Dense Passage Retrieval - NISHIO Hirokazu's Scrapbox (Auto-translated from Japanese)

Dense Passage Retrieval

Dense Passage Retrieval(DPR)

Dense Passage Retrieval for Open-Domain Question Answering

https://arxiv.org/abs/2004.04906

Open-domain question answering relies on efficient passage retrieval to select candidate contexts, where traditional sparse vector space models, such as TF-IDF or BM25, are the de facto method. In this work, we show that retrieval can be practically implemented using dense representations alone, where embeddings are learned from a small number of questions and passages by a simple dual-encoder framework. When evaluated on a wide range of open-domain QA datasets, our dense retriever outperforms a strong Lucene-BM25 system largely by 9%-19% absolute in terms of top-20 passage retrieval accuracy, and helps our end-to-end QA system establish new state-of-the-art on multiple open-domain QA benchmarks.
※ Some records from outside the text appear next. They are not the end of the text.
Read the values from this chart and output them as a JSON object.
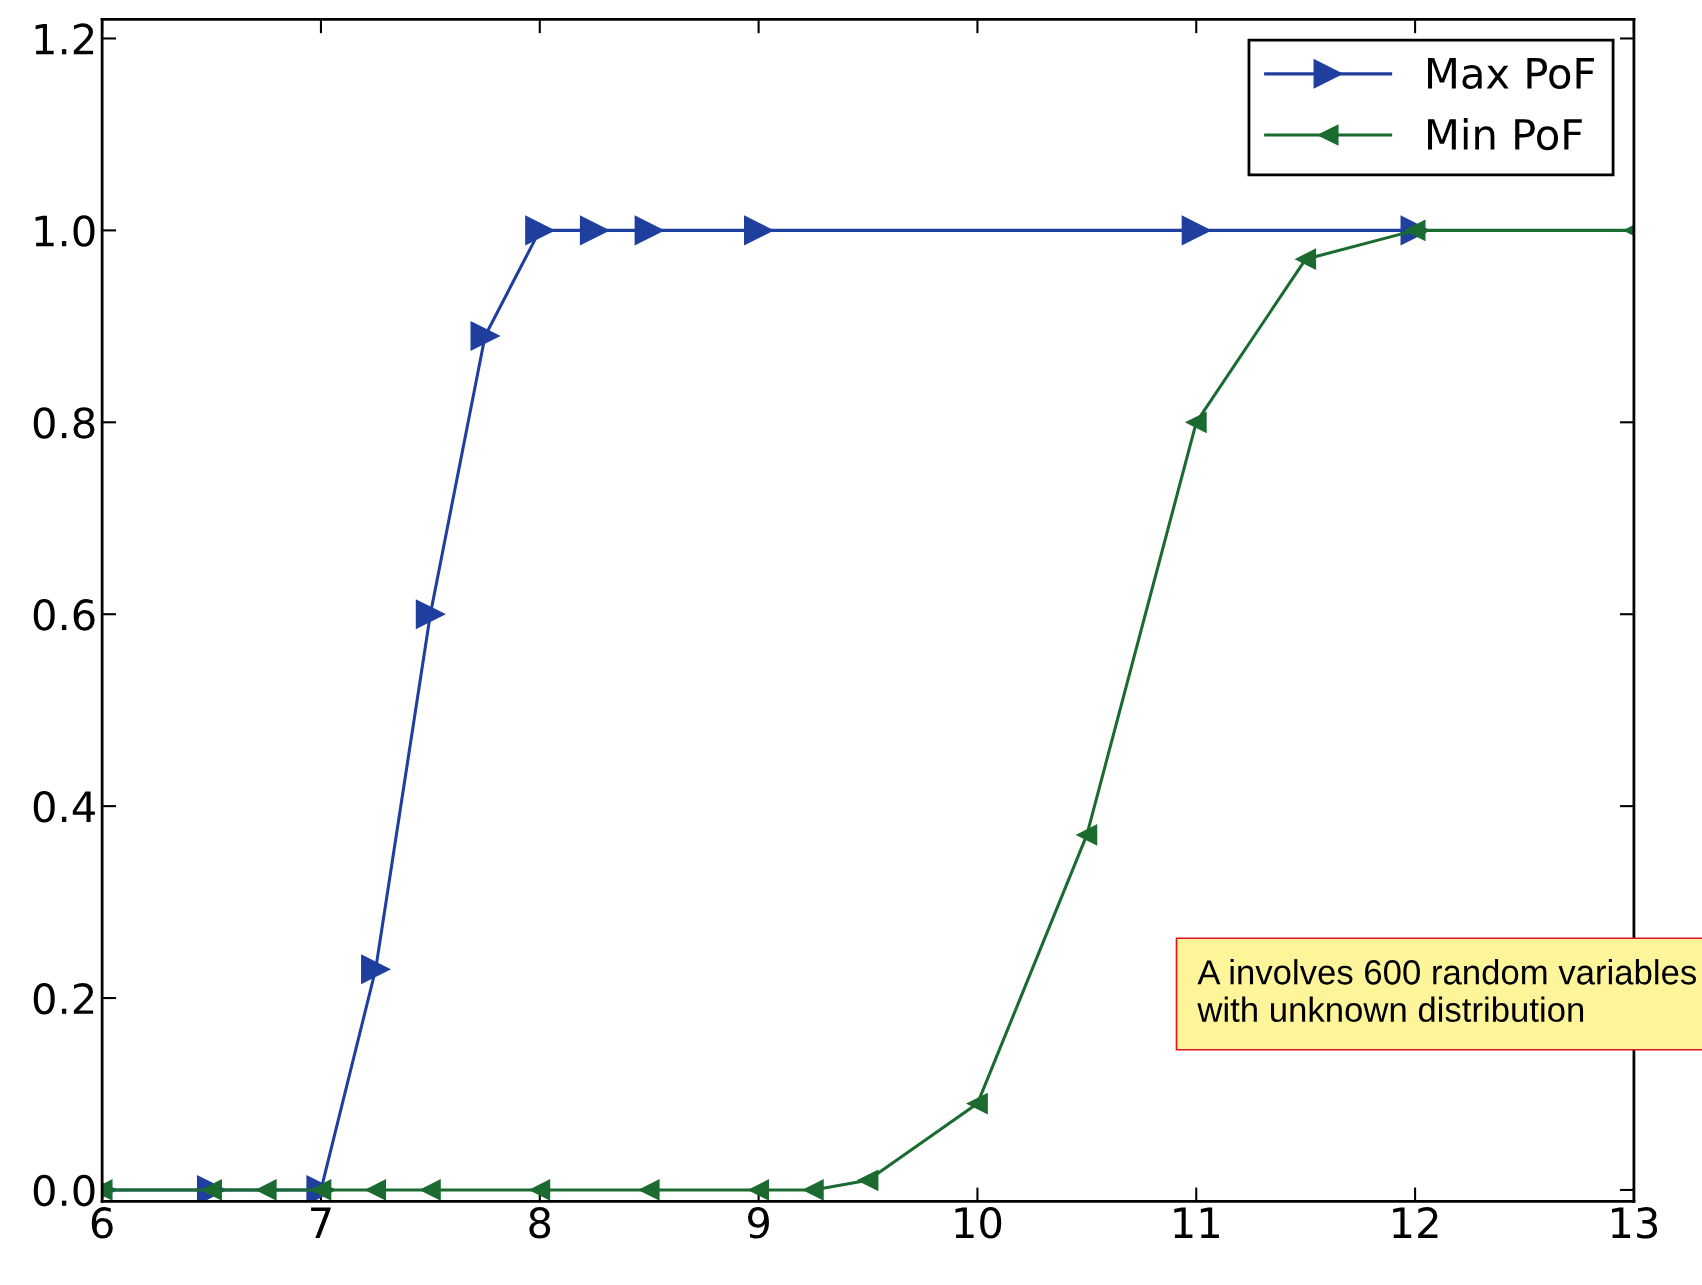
{
  "chart_data": {
    "type": "line",
    "xlim": [
      6,
      13
    ],
    "ylim": [
      -0.012,
      1.22
    ],
    "xticks": [
      6,
      7,
      8,
      9,
      10,
      11,
      12,
      13
    ],
    "yticks": [
      {
        "value": 0,
        "label": "0.0"
      },
      0.2,
      0.4,
      0.6,
      0.8,
      {
        "value": 1,
        "label": "1.0"
      },
      1.2
    ],
    "grid": false,
    "legend": "top right",
    "series": [
      {
        "name": "Max PoF",
        "color": "#1f3f9f",
        "marker": "triangle-right",
        "x": [
          6,
          6.5,
          7,
          7.25,
          7.5,
          7.75,
          8,
          8.25,
          8.5,
          9,
          11,
          12
        ],
        "values": [
          0,
          0,
          0,
          0.23,
          0.6,
          0.89,
          1,
          1,
          1,
          1,
          1,
          1
        ]
      },
      {
        "name": "Min PoF",
        "color": "#1b6b30",
        "marker": "triangle-left",
        "x": [
          6,
          6.5,
          6.75,
          7,
          7.25,
          7.5,
          8,
          8.5,
          9,
          9.25,
          9.5,
          10,
          10.5,
          11,
          11.5,
          12,
          13
        ],
        "values": [
          0,
          0,
          0,
          0,
          0,
          0,
          0,
          0,
          0,
          0,
          0.01,
          0.09,
          0.37,
          0.8,
          0.97,
          1,
          1
        ]
      }
    ],
    "annotations": [
      "A involves 600 random variables with unknown distribution"
    ]
  }
}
(DeepL) Open domain question answering relies on efficient sentence retrieval to select candidate contexts, and traditional sparse vector space models such as TF-IDF and BM25 are the de facto methods. In this study, we show that by learning embeddings from a small number of questions and sentences via a simple dual-encoder framework, retrieval can be practically implemented using only dense representations. When evaluated on a wide range of open-domain QA datasets, our dense search significantly outperforms the powerful Lucene-BM25 system in terms of retrieval accuracy for the top 20 passages by 9%-19% absolute, indicating that our end-to-end QA system can be used in multiple open-domain QA benchmarks to help establish a new state-of-the-art.
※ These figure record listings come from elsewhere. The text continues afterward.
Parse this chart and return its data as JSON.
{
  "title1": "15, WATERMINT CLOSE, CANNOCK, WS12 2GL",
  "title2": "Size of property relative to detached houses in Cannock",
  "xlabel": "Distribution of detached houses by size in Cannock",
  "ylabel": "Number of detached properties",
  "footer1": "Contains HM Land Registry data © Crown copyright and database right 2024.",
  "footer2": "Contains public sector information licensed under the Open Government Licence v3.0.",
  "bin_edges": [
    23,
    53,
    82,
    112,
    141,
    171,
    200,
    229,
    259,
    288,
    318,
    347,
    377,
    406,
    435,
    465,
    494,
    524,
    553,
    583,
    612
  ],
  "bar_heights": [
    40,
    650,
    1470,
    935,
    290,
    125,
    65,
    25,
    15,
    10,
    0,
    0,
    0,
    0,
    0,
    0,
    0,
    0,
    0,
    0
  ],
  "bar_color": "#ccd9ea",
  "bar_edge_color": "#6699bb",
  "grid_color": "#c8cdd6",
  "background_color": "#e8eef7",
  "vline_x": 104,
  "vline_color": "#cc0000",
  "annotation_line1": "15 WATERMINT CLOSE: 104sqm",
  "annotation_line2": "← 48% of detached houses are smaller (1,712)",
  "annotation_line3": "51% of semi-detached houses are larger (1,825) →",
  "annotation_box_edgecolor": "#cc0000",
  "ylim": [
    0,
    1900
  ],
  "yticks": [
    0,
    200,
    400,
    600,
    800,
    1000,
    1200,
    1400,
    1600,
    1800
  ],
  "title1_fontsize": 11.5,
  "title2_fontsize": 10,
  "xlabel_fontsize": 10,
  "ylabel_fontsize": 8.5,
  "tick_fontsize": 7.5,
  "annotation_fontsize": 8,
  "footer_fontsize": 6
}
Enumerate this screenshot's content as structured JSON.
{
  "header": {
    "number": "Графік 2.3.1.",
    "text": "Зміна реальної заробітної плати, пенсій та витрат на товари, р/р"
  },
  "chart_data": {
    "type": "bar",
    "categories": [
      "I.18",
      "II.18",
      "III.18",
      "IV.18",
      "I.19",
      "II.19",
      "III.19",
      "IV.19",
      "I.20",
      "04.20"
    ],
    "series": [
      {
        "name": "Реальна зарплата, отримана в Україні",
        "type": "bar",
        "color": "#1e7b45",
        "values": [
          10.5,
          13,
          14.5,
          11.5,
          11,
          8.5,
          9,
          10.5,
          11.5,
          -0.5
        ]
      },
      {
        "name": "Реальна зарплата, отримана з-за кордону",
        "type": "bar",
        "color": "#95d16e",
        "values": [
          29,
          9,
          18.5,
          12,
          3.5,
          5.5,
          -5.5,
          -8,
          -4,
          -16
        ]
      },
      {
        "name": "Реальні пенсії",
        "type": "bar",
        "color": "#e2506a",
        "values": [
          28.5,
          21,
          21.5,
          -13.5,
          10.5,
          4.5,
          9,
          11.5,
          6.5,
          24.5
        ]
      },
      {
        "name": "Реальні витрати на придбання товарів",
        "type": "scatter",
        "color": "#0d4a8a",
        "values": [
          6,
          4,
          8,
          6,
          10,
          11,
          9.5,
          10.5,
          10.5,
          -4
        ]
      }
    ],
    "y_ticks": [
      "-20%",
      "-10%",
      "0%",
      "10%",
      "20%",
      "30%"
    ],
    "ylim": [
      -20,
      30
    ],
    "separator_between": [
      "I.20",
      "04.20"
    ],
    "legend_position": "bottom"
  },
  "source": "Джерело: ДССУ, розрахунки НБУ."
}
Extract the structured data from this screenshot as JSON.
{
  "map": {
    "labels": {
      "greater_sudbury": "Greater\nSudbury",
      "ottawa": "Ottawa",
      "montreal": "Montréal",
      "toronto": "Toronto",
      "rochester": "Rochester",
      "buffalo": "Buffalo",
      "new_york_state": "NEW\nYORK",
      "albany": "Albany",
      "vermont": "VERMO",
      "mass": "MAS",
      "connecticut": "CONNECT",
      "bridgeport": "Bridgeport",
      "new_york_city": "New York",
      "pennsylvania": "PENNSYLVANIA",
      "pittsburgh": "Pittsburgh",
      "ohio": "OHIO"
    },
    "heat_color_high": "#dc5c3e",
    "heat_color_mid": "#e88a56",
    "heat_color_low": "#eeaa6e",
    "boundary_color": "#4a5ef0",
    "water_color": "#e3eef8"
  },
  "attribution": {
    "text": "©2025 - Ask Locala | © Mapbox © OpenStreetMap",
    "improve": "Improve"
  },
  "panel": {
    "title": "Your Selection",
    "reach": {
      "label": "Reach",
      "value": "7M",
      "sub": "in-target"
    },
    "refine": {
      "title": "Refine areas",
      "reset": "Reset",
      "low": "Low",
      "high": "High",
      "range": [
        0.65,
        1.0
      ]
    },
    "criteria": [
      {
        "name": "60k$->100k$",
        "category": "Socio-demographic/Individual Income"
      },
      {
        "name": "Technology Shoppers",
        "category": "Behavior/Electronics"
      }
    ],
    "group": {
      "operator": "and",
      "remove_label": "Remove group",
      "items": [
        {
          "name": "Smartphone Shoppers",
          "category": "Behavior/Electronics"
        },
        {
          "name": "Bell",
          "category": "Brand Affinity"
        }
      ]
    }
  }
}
Validation of DPR in Open Domain QA PDF

[AI Shift Advent Calendar 2022 Presentation at the 13th Symposium on Interactive Systems | AI Shift Inc.

Two-Tower model

https://www.youtube.com/watch?v=3giqIW2pIW4

[Report The recommendation model behind Google's Two- Tower" and Vector Neighborhood Search Technology #GoogleCloudDay | DevelopersIO]

---

This page is auto-translated from /nishio/Dense Passage Retrieval. If you looks something interesting but the auto-translated English is not good enough to understand it, feel free to let me know at @nishio_en. I'm very happy to spread my thought to non-Japanese readers.